Ben headed down the stairs, manfully forcing the fantasy of Destiny Marie naked out of his head by step two.

Well, maybe by step ten.

It wasn’t Dusty at the front desk, thankfully, but a young woman who resembled her, just a little. The hair was that common caramel brown—same as Dusty’s coven sister/real sister Daisy’s, though the eyes were the same witchy green. She was a lot shorter than Dusty. Her dad’s cousin, he couldn’t remember which one. Dusty had three or four second cousins that worked around the hotel. One of the -aceys. There were Jacy, Macey and Casey, he thought. Or Pacey or Dacey or Stacey or…he didn’t really remember their names, but they were getting old enough to be demoness coven sisters in his urban fantasy, too. He’d have to remember that.

This one’s name tag read Jacy. She gave him some tens and smiled, blushing prettily. She couldn’t be more than twenty. She’d break men’s hearts with that smile when she was a little older. No denying that.

Coven demoness sisters always did.

Then, it was on.
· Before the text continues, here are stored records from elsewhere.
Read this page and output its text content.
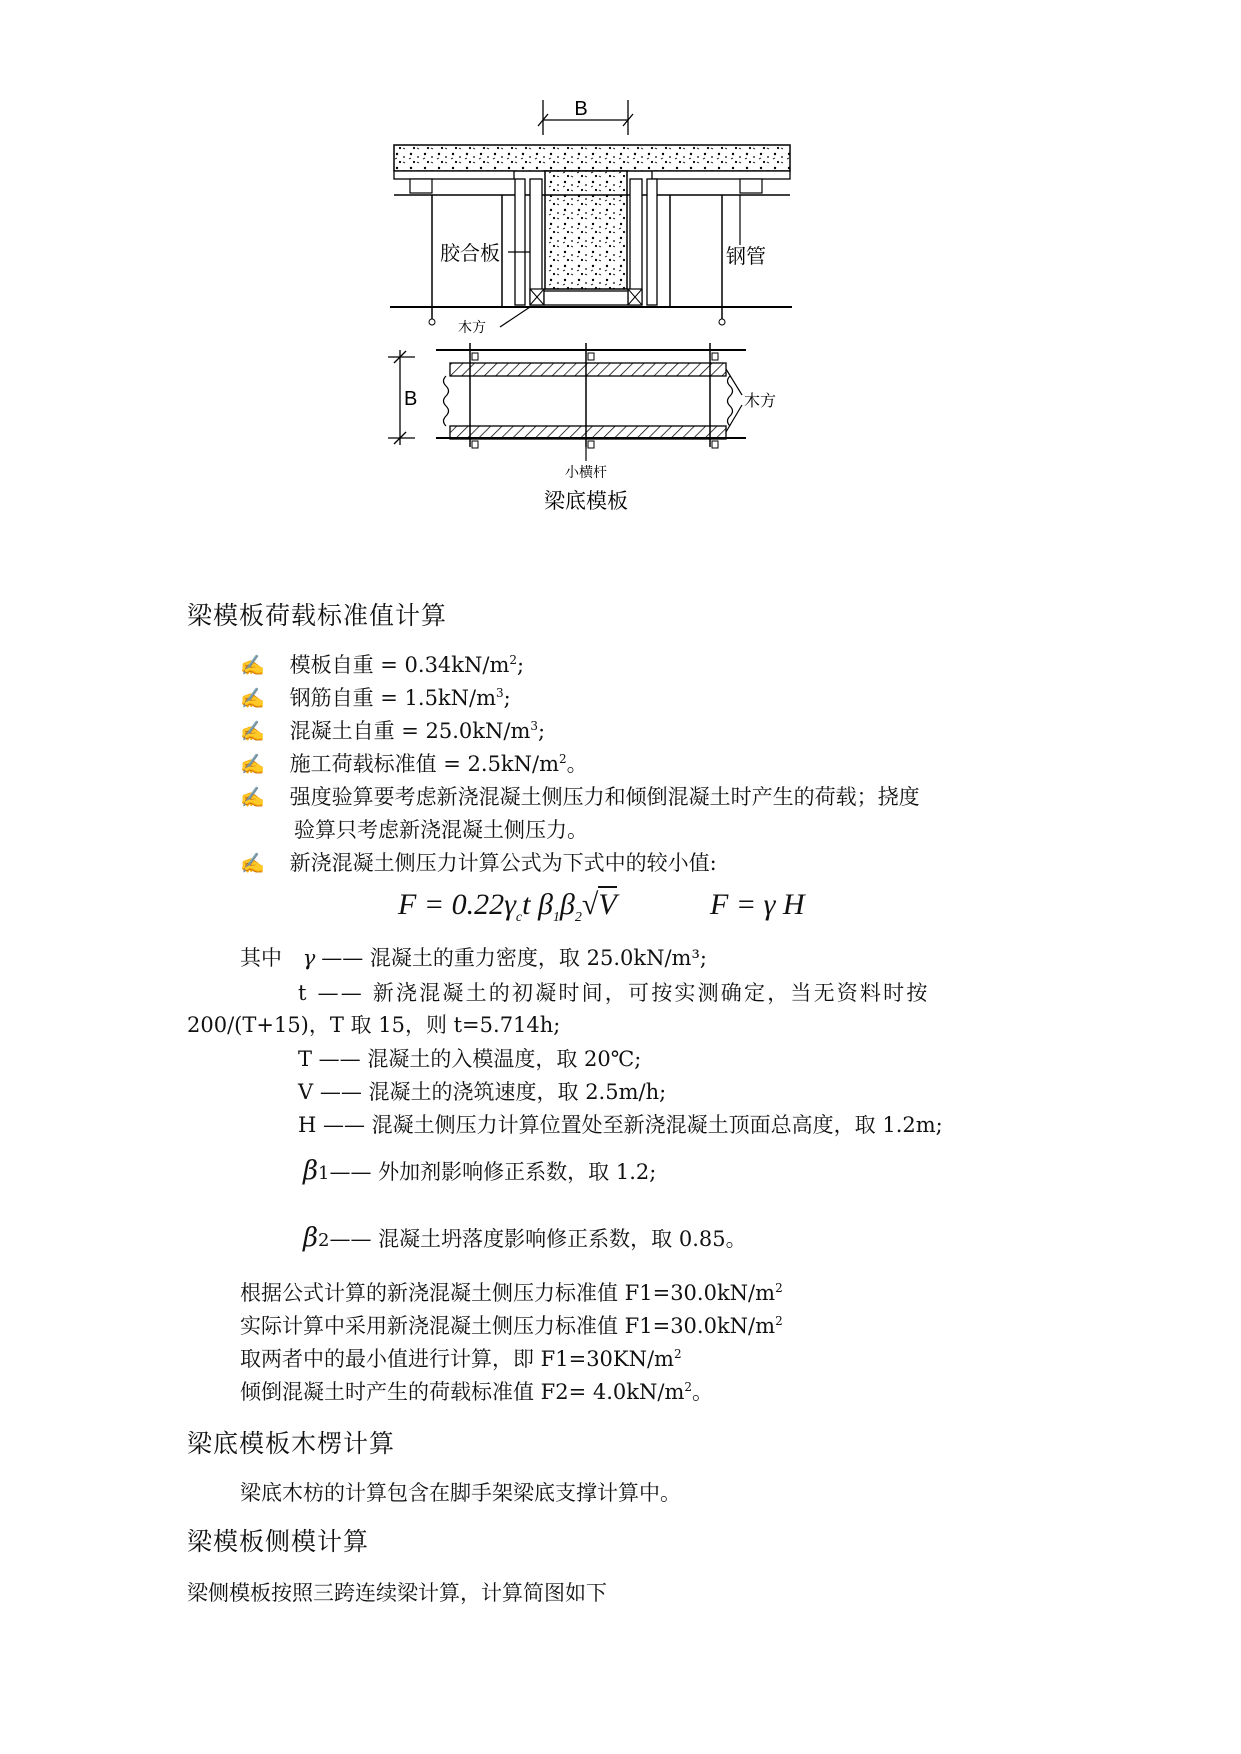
B
胶合板	钢管
木方
B	木方
小横杆
梁底模板
梁模板荷载标准值计算
✍ 模板自重 = $0.34kN/m^2$;
✍ 钢筋自重 = $1.5kN/m^3$;
✍ 混凝土自重 = $25.0kN/m^3$;
✍ 施工荷载标准值 = $2.5kN/m^2$。
✍ 强度验算要考虑新浇混凝土侧压力和倾倒混凝土时产生的荷载；挠度
验算只考虑新浇混凝土侧压力。
✍ 新浇混凝土侧压力计算公式为下式中的较小值:
$F = 0.22\gamma_ct$ $\beta_1\beta_2√V$	F = γ H
其中 γ —— 混凝土的重力密度，取 25.0kN/m³;
t —— 新浇混凝土的初凝时间，可按实测确定，当无资料时按
200/(T+15)，T 取 15，则 t=5.714h;
T —— 混凝土的入模温度，取 20℃;
V —— 混凝土的浇筑速度，取 2.5m/h;
H —— 混凝土侧压力计算位置处至新浇混凝土顶面总高度，取 1.2m;
β1—— 外加剂影响修正系数，取 1.2;
β2—— 混凝土坍落度影响修正系数，取 0.85。
根据公式计算的新浇混凝土侧压力标准值 $F1=30.0kN/m^2$
实际计算中采用新浇混凝土侧压力标准值 $F1=30.0kN/m^2$
取两者中的最小值进行计算，即 $F1=30KN/m^2$
倾倒混凝土时产生的荷载标准值 $F2= 4.0kN/m^2$。
梁底模板木楞计算
梁底木枋的计算包含在脚手架梁底支撑计算中。
梁模板侧模计算
梁侧模板按照三跨连续梁计算，计算简图如下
His quest for food had just begun.

Ben took the stairs—he’d never really liked elevators, he’d probably been crushed in one in a past life or something—and came around the corner. The game room was more of a lounge area that led into the indoor/outdoor pool area that that had been added to the inn back in the seventies or something. It was a bit of a dated part of the inn, but he’d spent several hours there before.

Nikki certainly had. She’d always wanted to be with Dusty. They weren’t together as much now that Nikki was married, though. He wondered how Dusty was adjusting to that. Nikki had Hunter to entertain her, after all.

But Dusty—what if she was all alone now and needing Ben to keep her company? Things had changed for Dusty when Nikki had swept poor little Hunter off his feet like that, too. No denying that.

Life had a way of changing. Ben would maybe someday get used to that.

He stopped short, seeing the woman refilling the towel shelf next to the pool entrance. “Hey, hot stuff.”